The lattice structure created by the team is a kind of architected material, meaning when you change the geometry of the features in the material, its mechanical properties, like stiffness or toughness, are altered. For a lattice, the denser the network of cells making up the structure, the stiffer it is.
It’s difficult to integrate sensors into these materials because of the sparse, complex shapes that make them up. Putting sensors outside the structure, however, doesn’t provide enough information to get a complete picture of how the material is deforming or moving.
CSAIL’s team used digital light processing 3D printing to incorporate the air-filled channels into the struts that form the lattice structure of the team’s material. The researchers drew the structure out of a pool of resin and hardened it into a precise shape using projected light. In this method, an image is projected onto the wet resin, and areas struct by the light are cured. Researchers used pressurized air, a vacuum and intricate cleaning to remove any excess resin before it was cured.

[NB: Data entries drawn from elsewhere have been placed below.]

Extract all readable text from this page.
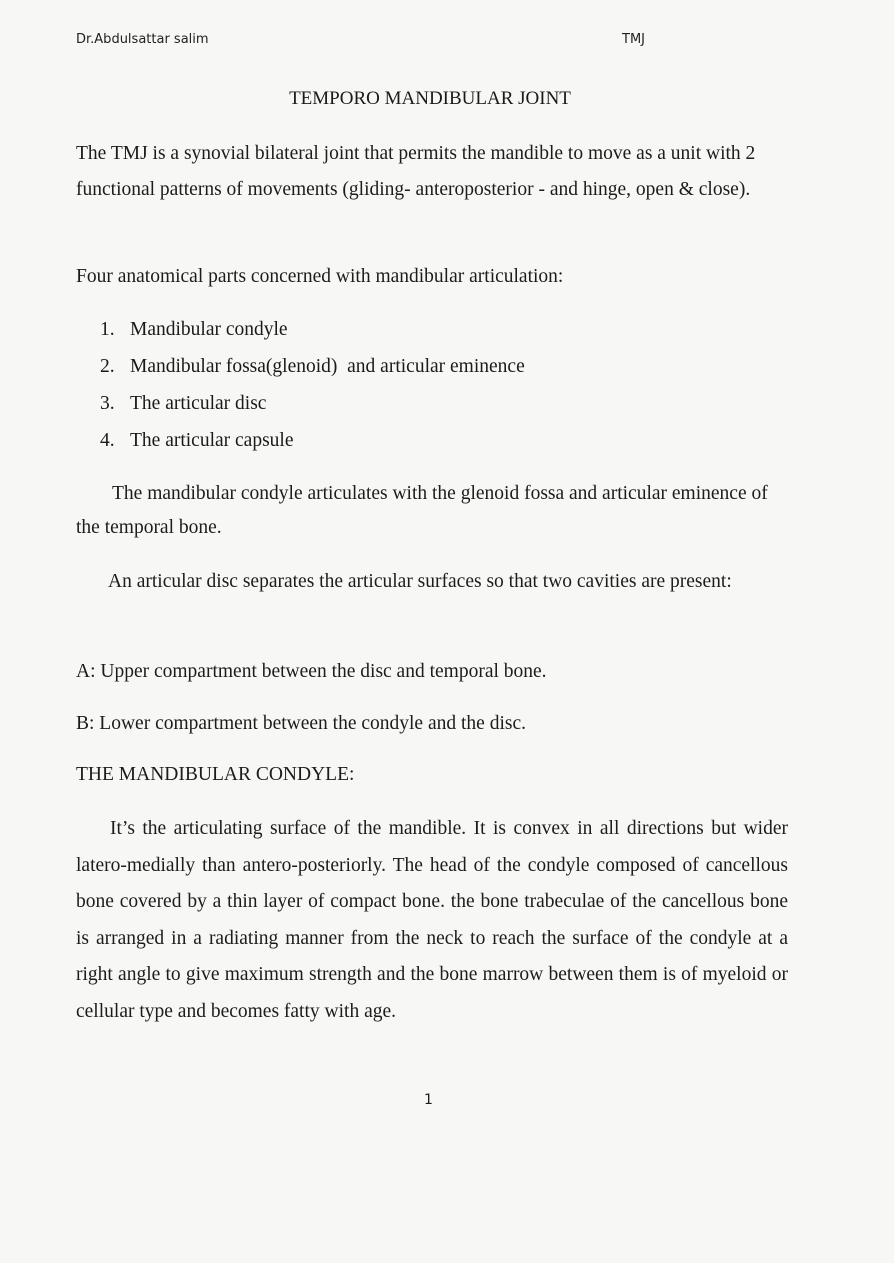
Dr.Abdulsattar salim	TMJ
TEMPORO MANDIBULAR JOINT

The TMJ is a synovial bilateral joint that permits the mandible to move as a unit with 2 functional patterns of movements (gliding- anteroposterior - and hinge, open & close).

Four anatomical parts concerned with mandibular articulation:

1. Mandibular condyle
2. Mandibular fossa(glenoid)  and articular eminence
3. The articular disc
4. The articular capsule

The mandibular condyle articulates with the glenoid fossa and articular eminence of the temporal bone.

An articular disc separates the articular surfaces so that two cavities are present:

A: Upper compartment between the disc and temporal bone.

B: Lower compartment between the condyle and the disc.

THE MANDIBULAR CONDYLE:

It’s the articulating surface of the mandible. It is convex in all directions but wider latero-medially than antero-posteriorly. The head of the condyle composed of cancellous bone covered by a thin layer of compact bone. the bone trabeculae of the cancellous bone is arranged in a radiating manner from the neck to reach the surface of the condyle at a right angle to give maximum strength and the bone marrow between them is of myeloid or cellular type and becomes fatty with age.

1
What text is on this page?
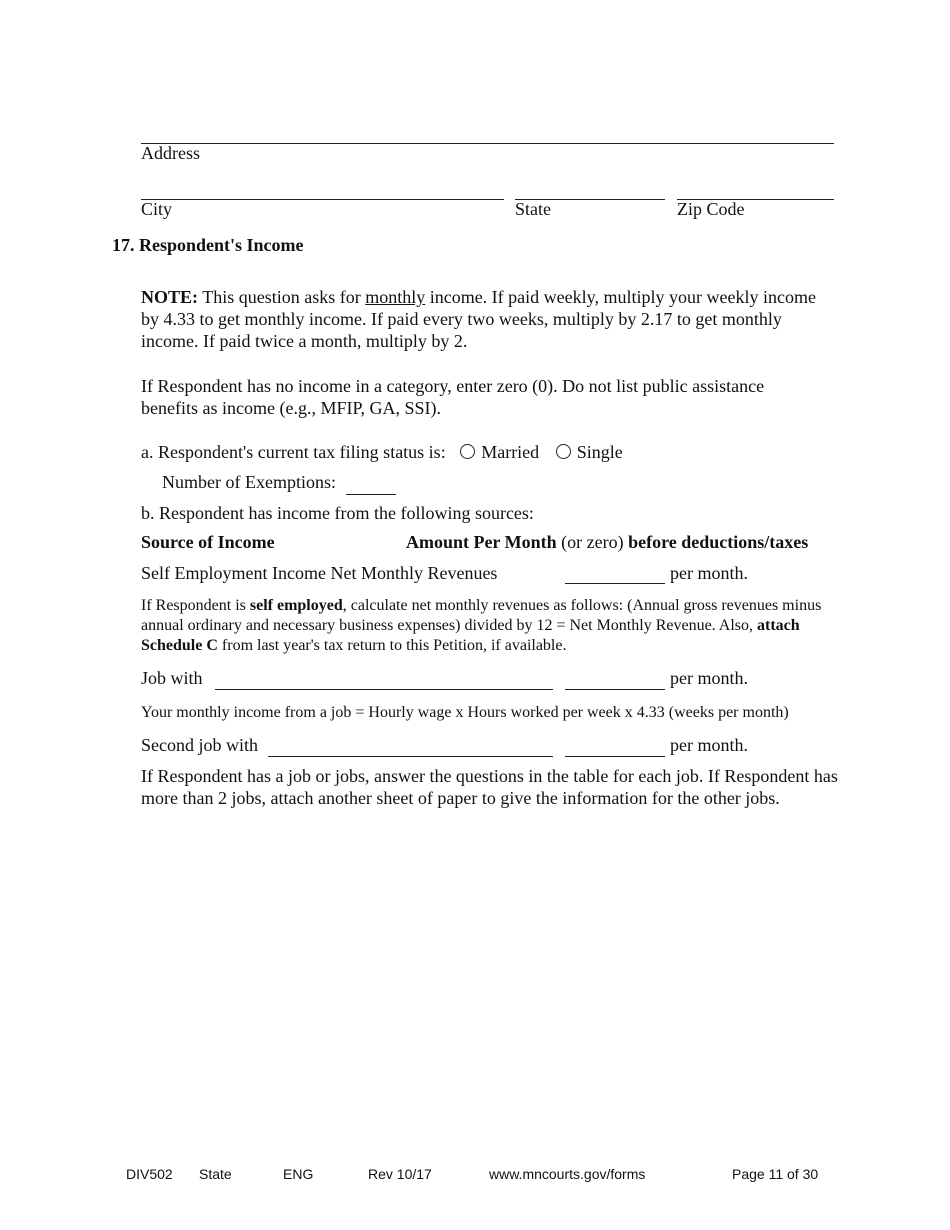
Address
City	State	Zip Code
17. Respondent's Income
NOTE: This question asks for monthly income. If paid weekly, multiply your weekly income by 4.33 to get monthly income. If paid every two weeks, multiply by 2.17 to get monthly income. If paid twice a month, multiply by 2.
If Respondent has no income in a category, enter zero (0). Do not list public assistance benefits as income (e.g., MFIP, GA, SSI).
a. Respondent's current tax filing status is: Married Single
Number of Exemptions:
b. Respondent has income from the following sources:
Source of Income	Amount Per Month (or zero) before deductions/taxes
Self Employment Income Net Monthly Revenues	per month.
If Respondent is self employed, calculate net monthly revenues as follows: (Annual gross revenues minus annual ordinary and necessary business expenses) divided by 12 = Net Monthly Revenue. Also, attach Schedule C from last year's tax return to this Petition, if available.
Job with	per month.
Your monthly income from a job = Hourly wage x Hours worked per week x 4.33 (weeks per month)
Second job with	per month.
If Respondent has a job or jobs, answer the questions in the table for each job. If Respondent has more than 2 jobs, attach another sheet of paper to give the information for the other jobs.
DIV502 State	ENG	Rev 10/17	www.mncourts.gov/forms	Page 11 of 30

When the resulting structure is moved or squeezed, the channels formed by the 3D printing are deformed, causing the volume of air inside to change. The team used an off-the-shelf pressure sensor to measure these changes in pressure and get feedback on how the material is deforming.
The CSAIL team then built off of their results by building sensors into a class of materials developed for motorized soft robotics called handed shearing auxetics (HSAs). HSAs can be twisted or stretched, making them good for soft robotic actuators. Like architected materials, HSAs are difficult to embed sensors into because of their complex structure.
The team ran the sensorized HSA material through a series of movements for over 18 hours, and used the sensor data they gathered to train a neural network to accurately predict the robot’s motion.
In the future, the team hopes its technology could be used to create soft, flexible robots with embedded sensors. These robots could understand their own posture and movements. The CSAIL team also sees potential for their technology to be used to create wearable devices that provide feedback on how the user is moving or interacting with their environment.
The team recently published the results of their study in Science Advances. Daniela Rus, the Andrew and Erna Viterbi Professor of Electrical Engineering and Computer Science and director of CSAIL, was the lead author on the paper. Co-authors included Lillian Chin, a graduate student at MIT CSAIL, Ryan Truby, former CSAIL postdoc and now assistant professor at Northwestern University, and Annan Zhang, CSAIL graduate student.